I'm not familiar with the implementation of C++ compilers and I'm writing a C++ snippet like this (for learning):
#include <vector>
void vector8_inc(std::vector<unsigned char>& v) {
for (std::size_t i = 0; i < v.size(); i++) {
v[i]++;
}
}
void vector32_inc(std::vector<unsigned int>& v) {
for (std::size_t i = 0; i < v.size(); i++) {
v[i]++;
}
}
int main() {
std::vector<unsigned char> my{ 10,11,2,3 };
vector8_inc(my);
std::vector<unsigned int> my2{ 10,11,2,3 };
vector32_inc(my2);
}
By generating its assembly codes and disassemble its binary, I found the segments for
vector8_inc and vector32_inc:
g++ -S test.cpp -o test.a -O2
_Z11vector8_incRSt6vectorIhSaIhEE:
.LFB853:
.cfi_startproc
endbr64
movq (%rdi), %rdx
cmpq 8(%rdi), %rdx
je .L1
xorl %eax, %eax
.p2align 4,,10
.p2align 3
.L3:
addb $1, (%rdx,%rax)
movq (%rdi), %rdx
addq $1, %rax
movq 8(%rdi), %rcx
subq %rdx, %rcx // line C: calculate size of the vector
cmpq %rcx, %rax
jb .L3
.L1:
ret
.cfi_endproc
......
_Z12vector32_incRSt6vectorIjSaIjEE:
.LFB854:
.cfi_startproc
endbr64
movq (%rdi), %rax // line A
movq 8(%rdi), %rdx
subq %rax, %rdx // line C': calculate size of the vector
movq %rdx, %rcx
shrq $2, %rcx // Line B: ← What is this used for?
je .L6
addq %rax, %rdx
.p2align 4,,10
.p2align 3
.L8:
addl $1, (%rax)
addq $4, %rax
cmpq %rax, %rdx
jne .L8
.L6:
ret
.cfi_endproc
......
but in fact, these two functions are "inlined" within main(), and the instructions shown above will never be executed but compiled and loaded into memory (I verified this by adding a breakpoint to line A and checking the memory):
main() contains duplicate logic of the above segment
So here are my questions:
- What are these two segments used for and why are they compiled out?

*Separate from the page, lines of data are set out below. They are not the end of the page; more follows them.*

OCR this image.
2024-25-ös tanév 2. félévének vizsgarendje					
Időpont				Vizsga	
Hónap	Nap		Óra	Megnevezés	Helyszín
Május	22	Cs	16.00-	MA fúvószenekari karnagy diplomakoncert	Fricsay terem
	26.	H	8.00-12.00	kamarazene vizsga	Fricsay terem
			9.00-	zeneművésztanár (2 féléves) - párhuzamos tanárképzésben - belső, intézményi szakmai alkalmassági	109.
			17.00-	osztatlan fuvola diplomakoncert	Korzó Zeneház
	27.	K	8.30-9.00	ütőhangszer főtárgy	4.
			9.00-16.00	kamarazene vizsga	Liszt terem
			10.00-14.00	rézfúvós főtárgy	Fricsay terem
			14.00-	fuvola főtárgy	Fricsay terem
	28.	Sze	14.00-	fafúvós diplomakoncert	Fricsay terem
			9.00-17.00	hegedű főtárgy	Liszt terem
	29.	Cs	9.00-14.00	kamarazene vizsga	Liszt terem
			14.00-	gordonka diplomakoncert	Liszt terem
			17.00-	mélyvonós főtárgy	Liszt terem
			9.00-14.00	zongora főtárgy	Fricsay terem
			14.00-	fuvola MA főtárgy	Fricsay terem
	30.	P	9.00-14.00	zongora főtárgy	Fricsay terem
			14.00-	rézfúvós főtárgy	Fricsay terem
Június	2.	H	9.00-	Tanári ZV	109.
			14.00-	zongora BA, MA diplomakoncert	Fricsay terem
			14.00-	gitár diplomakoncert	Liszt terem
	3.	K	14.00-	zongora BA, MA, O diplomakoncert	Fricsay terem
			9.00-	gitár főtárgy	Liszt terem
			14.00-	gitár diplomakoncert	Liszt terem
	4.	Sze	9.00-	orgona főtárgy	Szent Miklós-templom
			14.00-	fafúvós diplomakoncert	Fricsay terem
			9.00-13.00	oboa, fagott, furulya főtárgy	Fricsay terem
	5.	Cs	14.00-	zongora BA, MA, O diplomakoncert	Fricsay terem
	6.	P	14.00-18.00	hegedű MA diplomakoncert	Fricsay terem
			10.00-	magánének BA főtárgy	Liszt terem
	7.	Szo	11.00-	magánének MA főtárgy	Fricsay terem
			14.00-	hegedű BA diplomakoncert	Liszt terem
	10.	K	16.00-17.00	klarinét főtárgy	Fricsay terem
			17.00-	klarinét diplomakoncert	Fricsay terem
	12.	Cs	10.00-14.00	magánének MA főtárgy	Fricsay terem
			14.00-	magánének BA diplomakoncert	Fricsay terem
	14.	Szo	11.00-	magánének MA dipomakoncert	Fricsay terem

_Z12vector32_incRSt6vectorIjSaIjEE,_Z11vector8_incRSt6vectorIhSaIhEE - Does the instruction (Line B) in
_Z12vector32_incRSt6vectorIjSaIjEE(i.e.shrq $2, %rcx) means 'to shift size integer of the vector right by 2 bits'? If it does, what's this used for? - Why is
size()computed every turn of the loop invector8_inc, but invector32_incit's computed before executing the loop? (see Line C and Line C', under-O2optimization level ofg++)